Пока я, шустро перебирая руками и ногами, спускался по длинной пожарной лестнице, рядом с Мочаловым уже успели нарисоваться остальные–прочие. Все, как и я, в кубических брезентовых робах и таких же штанах, стриженые затылки отливали злобным свинцом.

Я подошел к месту сбора, и Тима проворчал:

– Где тебя носит? Небось, опять экспериментировал с формой повествования?

– Заткнись, ушастый, – на автомате ответил я.

– Сейчас придет машина с раствором, – сказал ефрейтор Мочалов. – Все наверх. Продолжаем выравнивать поверхности теплоизоляционного слоя. А ты, – он повернулся ко мне, – остаешься у подъемника. Будешь грузить раствор.

Ну что же, работа хоть и тяжелая, зато спокойная. Накидал раствор в ящик подъемника, нажал на кнопку, ящик поднялся на крышу, а ты сидишь, ждешь, когда они там его опорожнят. Опорожнили – нажимаешь кнопку, ящик спускается. Снова накидал раствор – ну и так далее.
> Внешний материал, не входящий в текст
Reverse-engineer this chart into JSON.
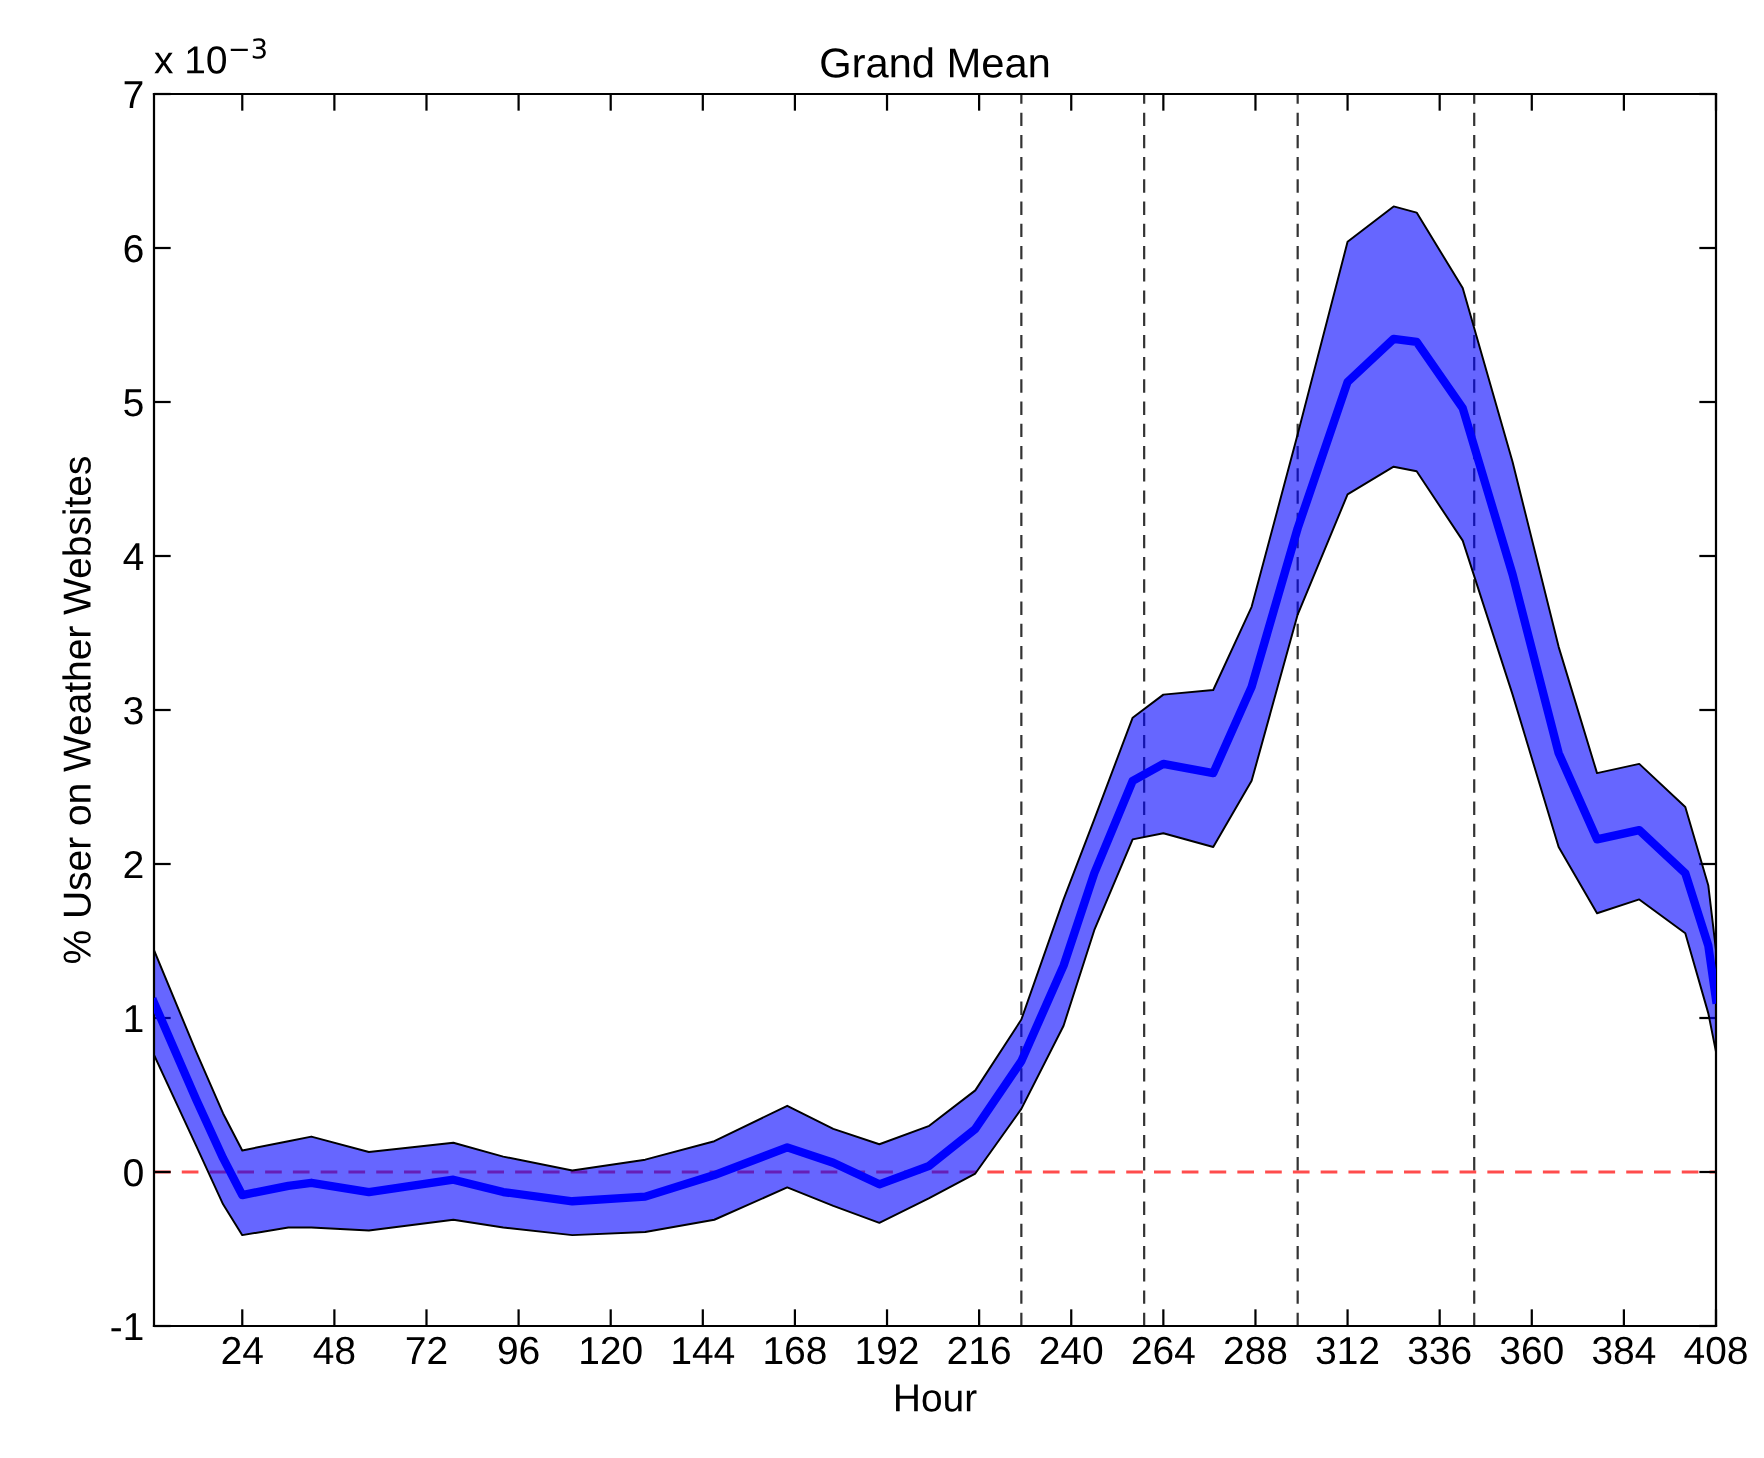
{
  "chart_data": {
    "type": "line",
    "title": "Grand Mean",
    "xlabel": "Hour",
    "ylabel": "% User on Weather Websites",
    "annotations": [
      "x 10$^{−3}$"
    ],
    "x": [
      1,
      12,
      19,
      24,
      36,
      42,
      57,
      79,
      92,
      110,
      129,
      147,
      166,
      178,
      190,
      203,
      215,
      227,
      238,
      246,
      256,
      264,
      277,
      287,
      299,
      312,
      324,
      330,
      342,
      355,
      367,
      377,
      388,
      400,
      406,
      408
    ],
    "series": [
      {
        "color": "#0000ff",
        "values": [
          1.1,
          0.47,
          0.09,
          -0.15,
          -0.09,
          -0.07,
          -0.13,
          -0.05,
          -0.13,
          -0.19,
          -0.16,
          -0.02,
          0.16,
          0.06,
          -0.08,
          0.04,
          0.28,
          0.72,
          1.34,
          1.94,
          2.54,
          2.65,
          2.59,
          3.15,
          4.18,
          5.13,
          5.41,
          5.39,
          4.96,
          3.88,
          2.72,
          2.16,
          2.22,
          1.94,
          1.47,
          1.12
        ],
        "lower": [
          0.76,
          0.17,
          -0.21,
          -0.41,
          -0.36,
          -0.36,
          -0.38,
          -0.31,
          -0.36,
          -0.41,
          -0.39,
          -0.31,
          -0.1,
          -0.22,
          -0.33,
          -0.17,
          -0.01,
          0.41,
          0.95,
          1.57,
          2.16,
          2.2,
          2.11,
          2.54,
          3.62,
          4.4,
          4.58,
          4.55,
          4.1,
          3.1,
          2.11,
          1.68,
          1.77,
          1.55,
          1.03,
          0.78
        ],
        "upper": [
          1.44,
          0.78,
          0.38,
          0.14,
          0.2,
          0.23,
          0.13,
          0.19,
          0.1,
          0.01,
          0.08,
          0.2,
          0.43,
          0.28,
          0.18,
          0.3,
          0.53,
          0.99,
          1.77,
          2.29,
          2.95,
          3.1,
          3.13,
          3.67,
          4.79,
          6.04,
          6.27,
          6.23,
          5.74,
          4.61,
          3.41,
          2.59,
          2.65,
          2.37,
          1.86,
          1.44
        ]
      }
    ],
    "xlim": [
      1,
      408
    ],
    "xticks": [
      24,
      48,
      72,
      96,
      120,
      144,
      168,
      192,
      216,
      240,
      264,
      288,
      312,
      336,
      360,
      384,
      408
    ],
    "ylim": [
      -1,
      7
    ],
    "yticks": [
      -1,
      0,
      1,
      2,
      3,
      4,
      5,
      6,
      7
    ],
    "ref_lines": [
      {
        "axis": "x",
        "value": 227,
        "color": "#000000",
        "line_style": "dashed"
      },
      {
        "axis": "x",
        "value": 259,
        "color": "#000000",
        "line_style": "dashed"
      },
      {
        "axis": "x",
        "value": 299,
        "color": "#000000",
        "line_style": "dashed"
      },
      {
        "axis": "x",
        "value": 345,
        "color": "#000000",
        "line_style": "dashed"
      },
      {
        "axis": "y",
        "value": 0,
        "color": "#ff0000",
        "line_style": "dashed"
      }
    ],
    "grid": false,
    "legend": false,
    "marker": "none",
    "line_style": "solid"
  }
}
Как–то вдруг обнаружилось, что деревья, растущие по периметру Лабиринта (сейчас уже не помню, какие), зацвели – как будто приплыло туманное японское облако, и черные пташки зачирикали на розовом фоне.

Малярийная рябь пробирала лужи, со дня на день следовало ожидать появления головастиков, скоро–скоро заплещут они счастливыми микрохвостиками в теплых микроболотцах.

Через ямы и траншеи в размокшем грунте перепрыгиваю, как веселый лягушонок – да–да, я уже не головастик, полгода службы за плечами! Как сладко дышится в розовом тумане! Блуждаю между серых, шершавых, как наждачная бумага, стволов, спешу на свое сегодняшнее рабочее место. Наконец вижу подъемник, возле которого сидит на рулоне рубероида вольнонаемная мотористка Марина, черноглазая, как итальяночка, в расстегнутом ватнике, и я галантно сдергиваю пилотку.

– Че, раствор грузить пришел? Ну, докладывайте, товарищ солдат, как служится?

– Нормально, – говорю я, сажусь рядом, закуриваю.

– Потихоньку, – говорю я, куря. – Всякое бывает.

– Че смотришь? – говорю я, пепел не стряхиваю – кончик сигареты похож на родовой наш замок в северной Англии. Или – в южной Шотландии? Надо же, за шесть месяцев забыл месторасположение собственного замка. Позор.

– Ты ведь из Ленинграда? – спрашивает Марина. – Что там танцевали, когда ты призывался?

– Твист, шейк… Не помню, – отвечаю я.

С ревом лавируя между деревьями, к нам подкатывает черный, весь в кляксах желтой глины, самосвал. Из кабины выпрыгивает шофер в кожаной куртке, приседает, как мортира, и орет:

– Час уже кручусь вокруг вашей говенной стройки, и хоть бы одна падла на глаза попалась…

– Ну и че ты расшумелся? – перебивает его Марина. – Сам виноват, что такой дурак. Спросил бы у кого.

– Так у кого? – Шофер, заметив, что Марина из себя очень даже ничего, сразу успокаивается. – Никого ж не видать.

– Так обед потому что.

– Раствор я привез, – улыбается шофер. – Кручусь вокруг, знаю, что для кровельщиков, а где они, эти кровельщики?

– Ну и че орать? Давай вываливай. Вот сюда, поближе к подъемнику.